An Electric Horn
One of the most useful pieces of apparatus where a loud noise is required (such as in a motor-boat or an automobile) is the electric horn.
It is a rearranged principle of the telephone, for instead of sound entering or striking against the membrane or tympanum to be transmitted elsewhere, the disturbance takes place within the horn and the sound is emitted.
Everybody has been close to a telephone when others have been using it, and has heard noises, rasping sounds, and even the voice of the speaker at the other end of the line. If a cornet were played at the other end of the line it could be distinctly heard through the receiver by many persons in the room, since its vibrations are loud enough to set up a forcible succession of sound-waves.
The same principle operates in the electric horn, but instead of being agitated at a long distance it is done within the enclosure, and a very much louder vibration is consequently produced.
It is quite as easy to make an electric horn as to construct a bell, but care must be exercised to have the parts fit accurately and the wiring properly done. If the drawings are studied and the description closely followed, there is no reason why a horn cannot be made that will demand any one’s attention from some distance away.
The complete horn is shown in the illustration [Fig. 7], and as it is made of wood it is easily attached with screws to a boat or a motor-car.

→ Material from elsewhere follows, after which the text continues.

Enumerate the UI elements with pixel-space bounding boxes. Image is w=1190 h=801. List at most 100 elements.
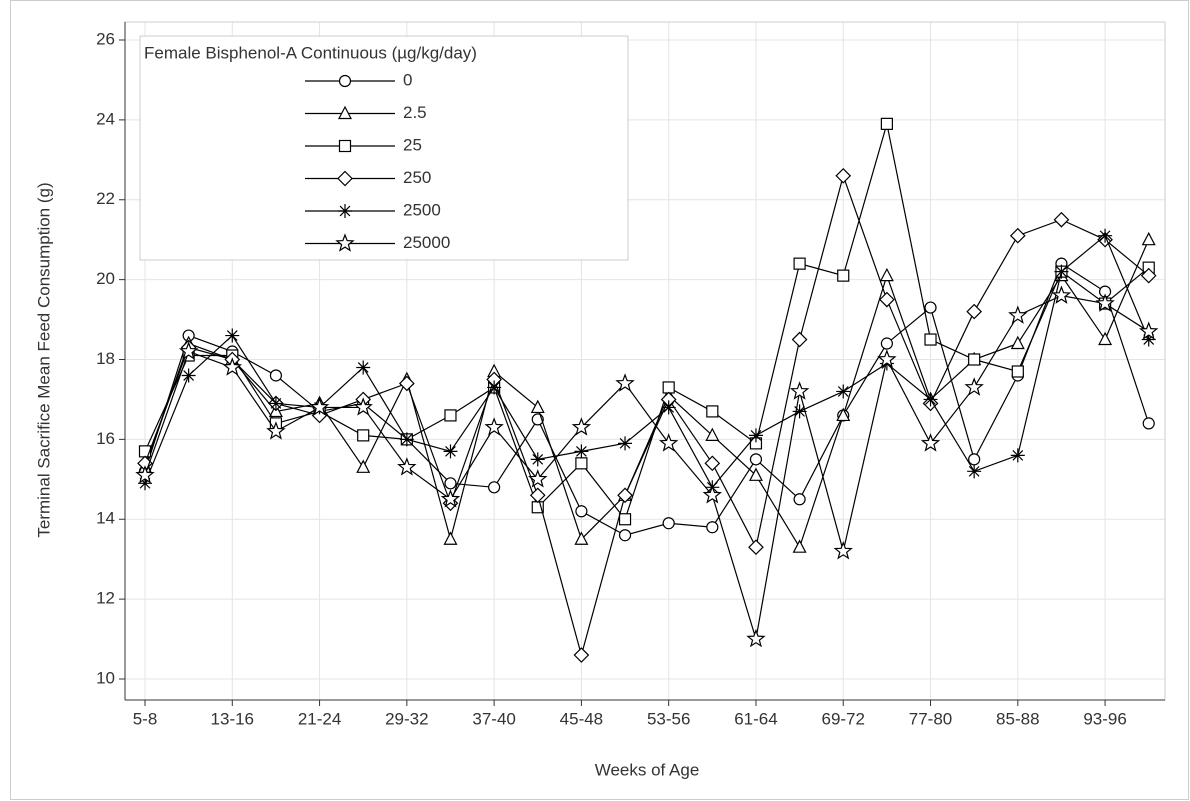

From white-wood, half an inch thick, cut two blocks three inches and a quarter square. In one of them (the rear one) bore a hole at the centre, of such size that a piece of three-eighth-inch gas-pipe can be screwed into it. In the other one make a hole two inches in diameter, so that the cover of a small tin can will fit into it. Outside this hole, and on one side of the block, cut the wood away and down for one-eighth of an inch, forming a rabbet, as shown at A in [Fig. 7]. This will be the back of the front block.